Illnesses are diseases that organisms like parasites, fungi, viruses, or bacteria cause. Most of these living organisms live on and in the human body. Some are helpful or harmless. But most, under some conditions, may cause illnesses.
Some illnesses, especially infectious diseases, are passed from one individual to another. Some get transmitted through insects, while others by animals. You may also get other infectious diseases by consuming contaminated water and food or getting exposed to organisms on the surface or in the environment.
Whether or not it is an infectious disease, experts at Prism Health Labs suggest that you are likely to have symptoms that help doctors determine the kind of illness you are suffering from. Symptoms vary based on the organisms causing the illness.
What Symptoms Are
Symptoms are simply the manifestation of illnesses apparent to patients. They represent patients’ complaints; when severe, they drive them to their doctor’s office. But if they are not severe, they come to light after a doctor asks you several questions.
For instance, a patient can have subjective discomforts/pains, disturbances of functions, or simple appearances, like rashes, for five days or so.
Signs vs. Symptoms: the Key Differences
Signs are observable and objective phenomena, which another person can identify. Examples of signs are runny nose, blisters, spots, fever, and poor wound healing, to name a few.

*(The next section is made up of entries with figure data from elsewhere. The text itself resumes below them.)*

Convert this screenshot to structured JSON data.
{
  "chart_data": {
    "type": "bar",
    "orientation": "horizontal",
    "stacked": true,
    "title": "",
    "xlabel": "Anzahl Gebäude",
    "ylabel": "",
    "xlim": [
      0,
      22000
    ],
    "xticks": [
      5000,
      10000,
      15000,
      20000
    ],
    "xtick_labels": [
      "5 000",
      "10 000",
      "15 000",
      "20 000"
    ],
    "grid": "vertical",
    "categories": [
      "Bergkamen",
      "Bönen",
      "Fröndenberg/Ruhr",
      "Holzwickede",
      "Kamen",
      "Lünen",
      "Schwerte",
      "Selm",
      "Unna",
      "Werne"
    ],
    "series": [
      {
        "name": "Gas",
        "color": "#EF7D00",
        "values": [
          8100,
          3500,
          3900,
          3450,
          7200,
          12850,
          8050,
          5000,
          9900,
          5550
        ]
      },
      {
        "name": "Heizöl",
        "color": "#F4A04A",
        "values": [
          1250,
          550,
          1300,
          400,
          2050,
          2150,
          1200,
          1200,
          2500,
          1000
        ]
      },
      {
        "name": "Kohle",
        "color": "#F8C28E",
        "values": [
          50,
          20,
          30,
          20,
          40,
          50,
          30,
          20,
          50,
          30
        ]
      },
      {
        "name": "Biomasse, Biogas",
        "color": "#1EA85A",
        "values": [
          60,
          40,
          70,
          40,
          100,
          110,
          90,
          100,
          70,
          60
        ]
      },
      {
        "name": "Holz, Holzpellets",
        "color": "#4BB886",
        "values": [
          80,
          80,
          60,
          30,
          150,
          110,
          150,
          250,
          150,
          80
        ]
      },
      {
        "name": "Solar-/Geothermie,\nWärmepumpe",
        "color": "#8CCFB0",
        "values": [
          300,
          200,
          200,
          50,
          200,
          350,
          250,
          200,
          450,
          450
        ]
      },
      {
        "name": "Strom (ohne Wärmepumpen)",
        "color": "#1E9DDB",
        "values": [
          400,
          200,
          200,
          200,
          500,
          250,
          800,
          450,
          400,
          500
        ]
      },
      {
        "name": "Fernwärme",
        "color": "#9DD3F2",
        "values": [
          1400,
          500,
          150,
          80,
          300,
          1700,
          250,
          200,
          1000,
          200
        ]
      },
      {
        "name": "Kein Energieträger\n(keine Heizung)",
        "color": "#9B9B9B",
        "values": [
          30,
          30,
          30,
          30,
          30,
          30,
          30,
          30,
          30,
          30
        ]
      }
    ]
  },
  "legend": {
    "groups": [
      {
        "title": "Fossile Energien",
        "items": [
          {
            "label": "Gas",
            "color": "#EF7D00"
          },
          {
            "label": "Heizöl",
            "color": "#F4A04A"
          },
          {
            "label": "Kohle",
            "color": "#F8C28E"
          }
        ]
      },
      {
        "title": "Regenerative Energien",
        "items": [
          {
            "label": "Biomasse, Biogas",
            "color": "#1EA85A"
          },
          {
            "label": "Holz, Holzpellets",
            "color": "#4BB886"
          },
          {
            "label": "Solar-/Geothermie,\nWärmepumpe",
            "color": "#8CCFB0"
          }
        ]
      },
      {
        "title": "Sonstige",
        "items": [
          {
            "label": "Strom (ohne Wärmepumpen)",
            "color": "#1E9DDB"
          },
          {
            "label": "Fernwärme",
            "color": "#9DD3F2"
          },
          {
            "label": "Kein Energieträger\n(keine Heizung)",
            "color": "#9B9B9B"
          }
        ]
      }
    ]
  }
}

On the other hand, symptoms are subjective experiences, which anyone else can’t identify. Symptoms often depend on the kind of illness. For instance, a fungal infection causes localized symptoms, such as itching and rash. But if you have bacterial and viral infections, you will likely have symptoms like cough, congestion, vomiting, nausea, diarrhea, and chills. Other symptoms are thirst, fatigue, chest pain, sinus pain, feeling miserable, and loss of smell/taste.
Doctors usually diagnose medical conditions easily when patients have observable signs and subjective descriptions of symptoms.
Types of Symptoms
Symptoms can affect organ systems in the body. General symptoms often refer to those which affect the sense of well-being of an individual.
Other symptoms are specific to the affected human body parts. This is why experts have categorized symptoms into different types, including the following:
- Relapsing – The symptoms are worse. The most common scenario is in individuals with autoimmune diseases, like lupus, who experience flares or worsening symptoms.
- Remitting – These are symptoms, which have gone completely or improved. For instance, if an individual had previously suffered from migraines.
- Chronic – These refer to persistent complaints related to illnesses, which last for months or even years. For instance, an individual with heart disease can have chest pains as well as other symptoms for months.
- Acute – These symptoms come and go away quickly on their own or when a patient gets treated. For example, cold symptoms often fade away after a few days or one week.
In most cases, serious illnesses come out of nowhere without any warning. So being aware of what you should look for and keeping watch of the most common symptoms early will mean the difference between life and death.